Data entry will be double-checked and data ranges will be controlled for plausibility. Two researchers (MM, LD) will do data management and analysis. Independently conducted two-factorial repeated measured analyses of co-variance (rANOVA), with the respective endpoint as a baseline measure serving as the covariate [53
], will be computed as primary analysis to assess the time course of adaptations between groups (factor 1: control group vs. intervention group; factor 2: time point of measurement; baseline, interim, post). The rANOVA interaction term between both factors is the main term of interest. Together with 90% confidence intervals, change scores from T1 to T3 and from T1 to T2 and T2 to T3 are calculated to arrive at an estimate of the size of the observed effects. The intention-to-treat analysis will be computed. The intention-to-treat analysis will be compared to as-treated analysis. Potential differences will be discussed.

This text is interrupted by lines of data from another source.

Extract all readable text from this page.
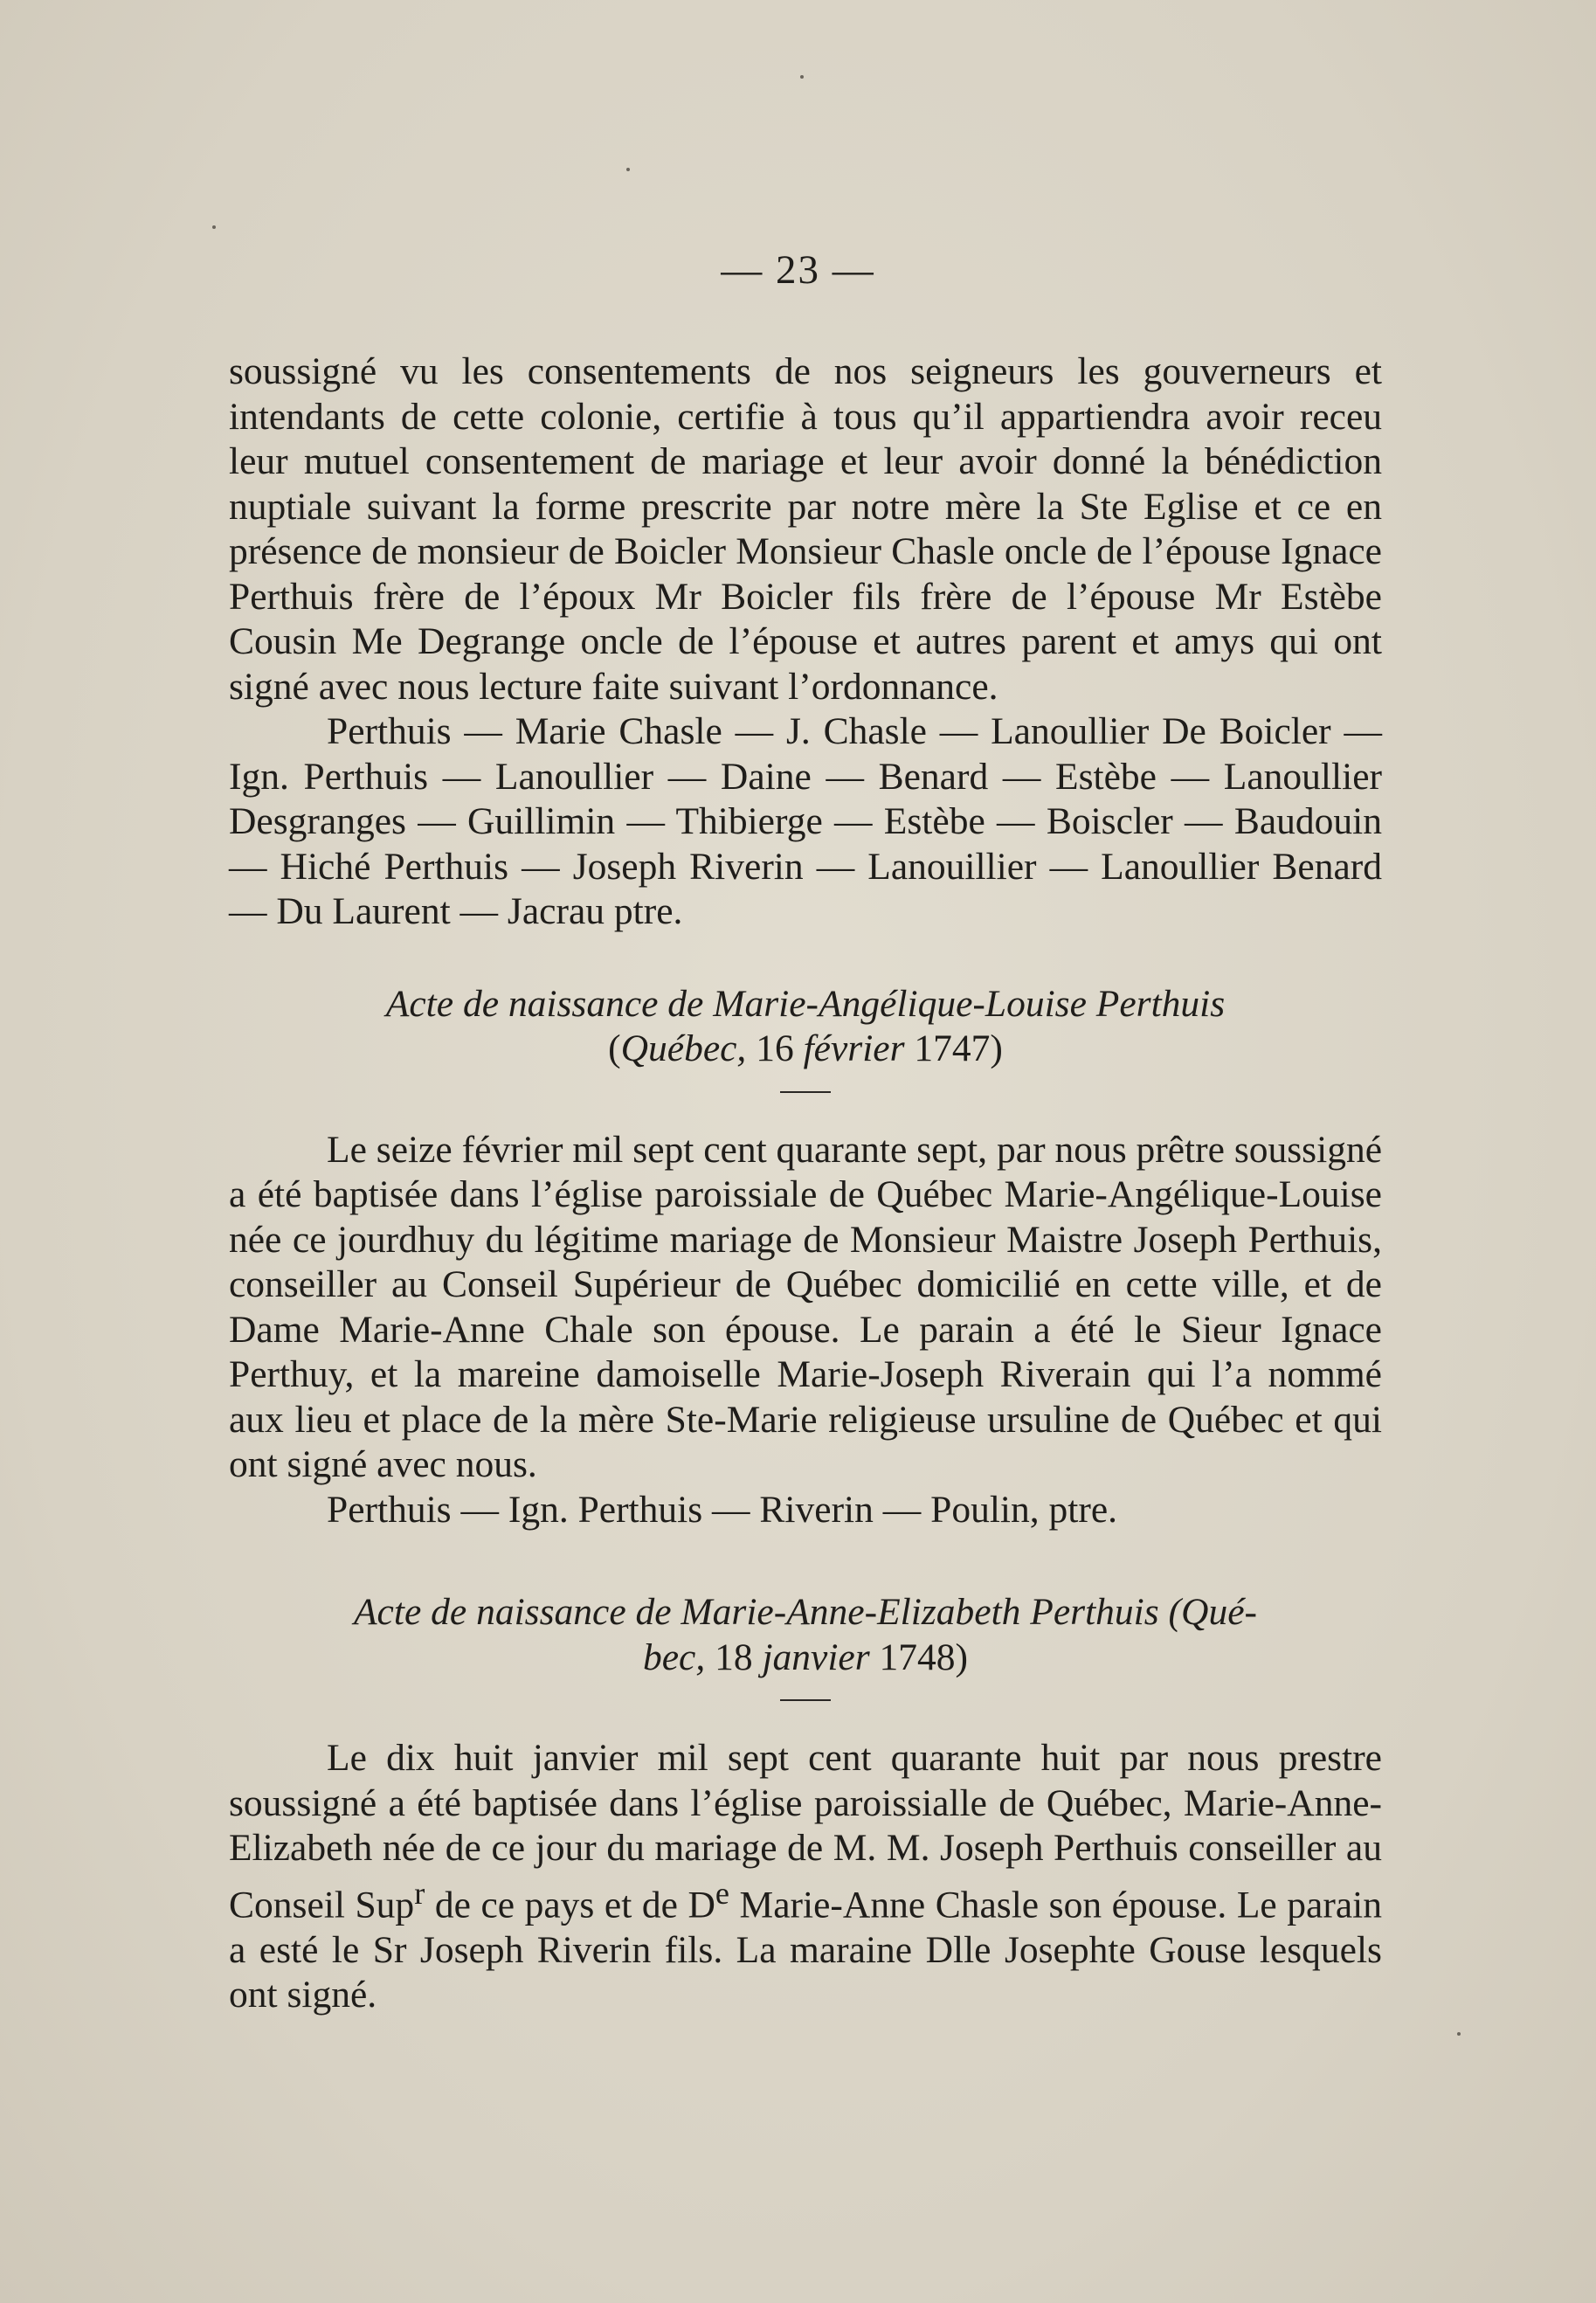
— 23 —

soussigné vu les consentements de nos seigneurs les gouverneurs et intendants de cette colonie, certifie à tous qu’il appartiendra avoir receu leur mutuel consentement de mariage et leur avoir donné la bénédiction nuptiale suivant la forme prescrite par notre mère la Ste Eglise et ce en présence de monsieur de Boicler Monsieur Chasle oncle de l’épouse Ignace Perthuis frère de l’époux Mr Boicler fils frère de l’épouse Mr Estèbe Cousin Me Degrange oncle de l’épouse et autres parent et amys qui ont signé avec nous lecture faite suivant l’ordonnance.

Perthuis — Marie Chasle — J. Chasle — Lanoullier De Boicler — Ign. Perthuis — Lanoullier — Daine — Benard — Estèbe — Lanoullier Desgranges — Guillimin — Thibierge — Estèbe — Boiscler — Baudouin — Hiché Perthuis — Joseph Riverin — Lanouillier — Lanoullier Benard — Du Laurent — Jacrau ptre.

Acte de naissance de Marie-Angélique-Louise Perthuis
(Québec, 16 février 1747)

Le seize février mil sept cent quarante sept, par nous prêtre soussigné a été baptisée dans l’église paroissiale de Québec Marie-Angélique-Louise née ce jourdhuy du légitime mariage de Monsieur Maistre Joseph Perthuis, conseiller au Conseil Supérieur de Québec domicilié en cette ville, et de Dame Marie-Anne Chale son épouse. Le parain a été le Sieur Ignace Perthuy, et la mareine damoiselle Marie-Joseph Riverain qui l’a nommé aux lieu et place de la mère Ste-Marie religieuse ursuline de Québec et qui ont signé avec nous.

Perthuis — Ign. Perthuis — Riverin — Poulin, ptre.

Acte de naissance de Marie-Anne-Elizabeth Perthuis (Qué-
bec, 18 janvier 1748)

Le dix huit janvier mil sept cent quarante huit par nous prestre soussigné a été baptisée dans l’église paroissialle de Québec, Marie-Anne-Elizabeth née de ce jour du mariage de M. M. Joseph Perthuis conseiller au Conseil Sup$^r$ de ce pays et de De Marie-Anne Chasle son épouse. Le parain a esté le Sr Joseph Riverin fils. La maraine Dlle Josephte Gouse lesquels ont signé.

2.10. Ethics and Dissemination
All subjects gave their informed consent for inclusion before they participated in the study. The study was conducted in accordance with the declaration of Helsinki and was approved by the local ethics committee (Cologne, Germany; 131/2018). It has been registered in drks.de (DRKS00017469 registered June 2019; drks.de identifier DRKS00017469 (https://www.drks.de/drks_web/navigate.do?navigationId=trial.HTML&TRIAL_ID=DRKS00017469
)). All results will be published in international peer-reviewed journals. We intend to produce a training app for coaches and therapists, which helps them to plan structured, progressive agility training sessions for elderly training groups. Authors have no competing interest to declare.